Microsoft: Breaking Windows

Microsoft has awoken. While it was sleeping, what was a dream in the 90`s and the early 00`s is a nightmare in the 10`s. Its monopoly was slowly becoming outdated, and people were looking for alternatives to make them enjoy technology in a natural way. The windows systems are clearly unusable for touchscreens (people`s favorite input method), something that is the main attraction in mobile devices. People love to touch things, but they also want something that is fluid and friendly. The Redmond based company, tried a crappy and choppy version of Windows for mobile devices called Windows Mobile which was a disaster in terms of ease of usability. Then some manufacturers launched touchscreens desktop and laptop computers running Windows 7 -- and guess what? It did not work neither. Taking those things as reference, it knew that it was staying behind and maybe in two more years Microsoft on mobile devices would not be a reality as it stands today. Based on this, the formerly called Metro interface, is born as Windows 8 -- the legs of Microsoft for this decade.

One could argue that the true innovation of mobile computers for the public in general started with the iPhone in 2007 and then with Android in 2008. But for my point of view the vision for mobile computers just got concrete in 2010. The introduction of tablets and Ultrabooks were motivated by the smartphones` strongest selling points: mobile (I mean something light), long-lasting battery life, and ease of use. All these things made the desire of people of owning shiny toys bigger than ever -- and yes people who never thought about owning a computer were using them (take look at your parents as reference). Apple and Google undoubtedly knew where technology was going in terms of user interface, hardware, and lastly, the sometimes infamous, cloud. These things are the future, no matter what a company tries to sell you, if it does have the features mentioned above, the chances of x product becoming a hit are scarce.

But then, Microsoft did what few people thought it would do: leave behind it windows interface for something radically new. This was a hard decision -- after all, windows as user interface was what made Microsoft the giant that it is today. Clearly, Apple and Google could experiment more with their operating systems as none of them has the popularity that Microsoft's operating system enjoys. I will express my opinion without remorse: this was the hardest decision ever made in tech world. I don't if it is going to be successful or not, after all customers have the last say. If this Windows 8 thing works, Microsoft will be recognized once again as a true innovator and pioneer of the tech world, and if not it at least tried to do something different which takes a lot of courage, not to mention risks, money, user loyalty, and a slew of other things that implies being the maker of the most popular computer OS on earth.

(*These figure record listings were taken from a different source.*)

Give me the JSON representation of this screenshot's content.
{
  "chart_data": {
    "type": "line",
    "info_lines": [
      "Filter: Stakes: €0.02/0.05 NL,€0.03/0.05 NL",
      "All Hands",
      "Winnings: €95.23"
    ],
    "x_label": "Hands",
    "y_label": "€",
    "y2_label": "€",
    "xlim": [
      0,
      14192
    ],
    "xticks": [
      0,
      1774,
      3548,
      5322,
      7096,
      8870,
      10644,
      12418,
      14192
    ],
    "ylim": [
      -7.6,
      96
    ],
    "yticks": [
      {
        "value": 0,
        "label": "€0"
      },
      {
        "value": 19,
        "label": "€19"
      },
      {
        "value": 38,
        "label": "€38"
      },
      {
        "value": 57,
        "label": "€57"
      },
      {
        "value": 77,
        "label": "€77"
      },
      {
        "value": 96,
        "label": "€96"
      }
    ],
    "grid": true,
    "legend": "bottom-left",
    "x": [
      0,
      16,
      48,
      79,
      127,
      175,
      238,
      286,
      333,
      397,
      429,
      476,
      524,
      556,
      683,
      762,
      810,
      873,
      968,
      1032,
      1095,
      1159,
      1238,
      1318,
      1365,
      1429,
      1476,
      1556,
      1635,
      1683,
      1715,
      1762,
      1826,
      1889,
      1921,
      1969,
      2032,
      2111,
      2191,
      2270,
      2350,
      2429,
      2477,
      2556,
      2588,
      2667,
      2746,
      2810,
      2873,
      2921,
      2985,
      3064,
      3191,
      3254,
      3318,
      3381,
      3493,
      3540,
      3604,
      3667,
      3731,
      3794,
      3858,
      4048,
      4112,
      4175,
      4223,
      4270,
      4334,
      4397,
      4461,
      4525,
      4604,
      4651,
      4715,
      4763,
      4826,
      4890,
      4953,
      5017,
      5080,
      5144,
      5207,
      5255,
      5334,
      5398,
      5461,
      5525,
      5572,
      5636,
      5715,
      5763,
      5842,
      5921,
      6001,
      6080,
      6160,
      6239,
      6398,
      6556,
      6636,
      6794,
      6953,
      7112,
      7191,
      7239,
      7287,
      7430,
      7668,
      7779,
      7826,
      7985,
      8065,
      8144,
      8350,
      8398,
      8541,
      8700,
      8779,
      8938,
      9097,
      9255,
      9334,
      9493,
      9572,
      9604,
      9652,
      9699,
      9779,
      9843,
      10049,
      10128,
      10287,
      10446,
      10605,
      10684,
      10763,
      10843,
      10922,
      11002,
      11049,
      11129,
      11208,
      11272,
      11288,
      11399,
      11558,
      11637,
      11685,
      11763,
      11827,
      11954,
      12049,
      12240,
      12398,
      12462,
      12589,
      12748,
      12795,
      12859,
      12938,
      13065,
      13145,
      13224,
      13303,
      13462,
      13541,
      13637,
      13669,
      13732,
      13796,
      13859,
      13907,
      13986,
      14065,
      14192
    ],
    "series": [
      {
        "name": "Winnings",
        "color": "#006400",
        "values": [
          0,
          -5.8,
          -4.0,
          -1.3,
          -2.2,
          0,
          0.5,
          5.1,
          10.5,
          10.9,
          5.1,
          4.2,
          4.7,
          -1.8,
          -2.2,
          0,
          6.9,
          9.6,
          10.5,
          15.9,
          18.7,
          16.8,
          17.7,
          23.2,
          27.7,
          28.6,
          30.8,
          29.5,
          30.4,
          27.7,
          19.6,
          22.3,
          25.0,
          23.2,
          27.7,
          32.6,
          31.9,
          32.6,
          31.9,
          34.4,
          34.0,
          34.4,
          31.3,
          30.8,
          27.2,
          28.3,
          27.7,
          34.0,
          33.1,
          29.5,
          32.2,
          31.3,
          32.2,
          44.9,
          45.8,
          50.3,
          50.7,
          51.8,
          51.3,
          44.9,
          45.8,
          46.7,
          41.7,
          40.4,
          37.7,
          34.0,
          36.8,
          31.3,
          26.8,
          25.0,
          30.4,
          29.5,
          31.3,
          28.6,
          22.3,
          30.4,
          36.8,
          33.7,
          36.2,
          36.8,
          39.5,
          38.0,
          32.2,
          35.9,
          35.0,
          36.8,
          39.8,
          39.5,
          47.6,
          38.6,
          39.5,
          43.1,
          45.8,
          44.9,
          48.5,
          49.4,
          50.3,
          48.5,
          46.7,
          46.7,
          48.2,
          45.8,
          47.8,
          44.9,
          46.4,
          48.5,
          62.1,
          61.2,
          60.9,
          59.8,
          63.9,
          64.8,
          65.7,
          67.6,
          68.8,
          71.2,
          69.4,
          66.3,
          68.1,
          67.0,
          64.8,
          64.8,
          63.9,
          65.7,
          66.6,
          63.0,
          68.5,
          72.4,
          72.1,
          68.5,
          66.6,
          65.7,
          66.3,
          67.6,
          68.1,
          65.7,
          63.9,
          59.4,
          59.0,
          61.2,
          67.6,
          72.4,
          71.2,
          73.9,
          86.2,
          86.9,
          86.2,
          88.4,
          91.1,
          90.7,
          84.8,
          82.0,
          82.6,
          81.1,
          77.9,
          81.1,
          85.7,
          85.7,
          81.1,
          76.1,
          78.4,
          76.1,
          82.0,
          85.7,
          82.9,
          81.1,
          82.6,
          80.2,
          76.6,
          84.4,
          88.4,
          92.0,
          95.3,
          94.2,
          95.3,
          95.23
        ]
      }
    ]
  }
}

The reviews and opinions about Windows 8 have been rolling in. They are mixed at its best. From what I`ve read, I assume that new generations will adapt to it faster than older generations that have years and years using traditional windows user interface. My biggest fear will be rejection of people that can't accept new changes in their computing habits like opening a lot of windows. There is an old adage that says when things change they change for better even it takes a long time to recognize it. Time will tell if predictions are right or wrong. But Microsoft already sailed its ship to a new ocean. Everything is aligned in Microsoft`s catalog, from smartphones to traditional computers -- their DNA is the same -- I only hope its success can be the same in all areas.